The Thompson House stands nestled among trees on one of Setauket’s country roads, reflecting the heritage of the community and its people. Built in 1709, this charming saltbox was the foundation of Thompson family life for generations.
A very interesting account of the life in this house is available in the shape of Doctor Samuel Thompson’s (1738-1811) Journal or diary where we learn of his work as a farmer and doctor to his neighbors as he prescribed herbs, antimonial purges, and whiskey to treat his patients.
Doctor Thompson’s activities were not confined to the farm or medicine, though, as he was also a member of the Long Island Militia during the War for Independence and served on the Committee of Safety of the Town of Brookhaven, a shadow government at the start of the American Revolution. It was during this time that he made surveys of the Setauket and Stony Brook Harbors to determine safe routes that could be used by arriving support troops should the necks of the harbors fall to the British.

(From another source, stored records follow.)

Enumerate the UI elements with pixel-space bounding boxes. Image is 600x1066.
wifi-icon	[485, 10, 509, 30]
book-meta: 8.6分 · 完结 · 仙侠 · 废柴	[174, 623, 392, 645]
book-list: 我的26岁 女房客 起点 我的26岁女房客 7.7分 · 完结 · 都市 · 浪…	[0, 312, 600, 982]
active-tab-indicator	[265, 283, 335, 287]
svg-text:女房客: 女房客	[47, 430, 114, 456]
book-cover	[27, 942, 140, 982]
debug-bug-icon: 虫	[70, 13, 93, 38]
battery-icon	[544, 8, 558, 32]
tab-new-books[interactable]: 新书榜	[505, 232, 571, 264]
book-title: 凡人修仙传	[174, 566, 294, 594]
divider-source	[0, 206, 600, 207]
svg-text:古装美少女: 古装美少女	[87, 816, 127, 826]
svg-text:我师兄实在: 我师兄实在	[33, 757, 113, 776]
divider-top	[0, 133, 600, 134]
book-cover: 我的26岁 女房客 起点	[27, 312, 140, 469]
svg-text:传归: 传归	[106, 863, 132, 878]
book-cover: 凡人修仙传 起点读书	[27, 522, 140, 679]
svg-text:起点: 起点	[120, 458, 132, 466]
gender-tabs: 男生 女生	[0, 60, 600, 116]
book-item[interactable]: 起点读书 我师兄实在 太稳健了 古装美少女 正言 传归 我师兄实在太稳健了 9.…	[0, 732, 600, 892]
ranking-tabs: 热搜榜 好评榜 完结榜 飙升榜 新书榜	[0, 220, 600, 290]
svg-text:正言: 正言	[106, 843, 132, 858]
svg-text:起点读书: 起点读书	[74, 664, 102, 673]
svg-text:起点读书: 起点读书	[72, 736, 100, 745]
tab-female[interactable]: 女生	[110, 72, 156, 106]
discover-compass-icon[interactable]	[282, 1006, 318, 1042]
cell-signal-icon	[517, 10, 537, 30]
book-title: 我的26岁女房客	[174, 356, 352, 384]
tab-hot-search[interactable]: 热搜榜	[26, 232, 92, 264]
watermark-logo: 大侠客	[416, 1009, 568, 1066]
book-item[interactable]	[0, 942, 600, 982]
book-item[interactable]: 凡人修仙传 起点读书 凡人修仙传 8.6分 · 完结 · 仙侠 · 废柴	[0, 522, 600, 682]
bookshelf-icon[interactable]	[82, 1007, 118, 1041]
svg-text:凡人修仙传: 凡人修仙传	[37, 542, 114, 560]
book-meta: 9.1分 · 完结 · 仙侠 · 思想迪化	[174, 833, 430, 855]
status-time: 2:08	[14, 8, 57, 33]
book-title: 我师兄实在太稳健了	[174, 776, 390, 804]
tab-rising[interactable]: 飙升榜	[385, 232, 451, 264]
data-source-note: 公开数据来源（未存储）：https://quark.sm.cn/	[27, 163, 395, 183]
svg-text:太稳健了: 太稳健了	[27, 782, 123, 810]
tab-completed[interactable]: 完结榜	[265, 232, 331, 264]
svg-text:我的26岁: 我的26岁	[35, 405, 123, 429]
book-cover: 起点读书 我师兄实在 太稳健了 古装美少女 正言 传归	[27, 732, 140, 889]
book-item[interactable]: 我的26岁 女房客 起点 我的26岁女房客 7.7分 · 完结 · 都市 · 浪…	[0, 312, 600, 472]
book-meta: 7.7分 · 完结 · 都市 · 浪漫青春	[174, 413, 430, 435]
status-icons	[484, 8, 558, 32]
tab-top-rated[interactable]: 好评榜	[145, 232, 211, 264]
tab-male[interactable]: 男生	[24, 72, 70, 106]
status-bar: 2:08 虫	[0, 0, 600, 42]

After the Battle of Long Island in 1776, the militia disbanded with of its members, including Thompson, relocating across Long Island Sound to Connecticut. According to historians, it is probable that he saw service there, but there is no definite proof of this (Historical Miscellanies Relating to Long Island). Later, Thompson would again return to Long Island during the war where “his standing as a physician probably absolved him from molestation on the part of the enemy.” Doctor Thompson would later be given 1000 acres by the newly-formed government following the American victory in the war.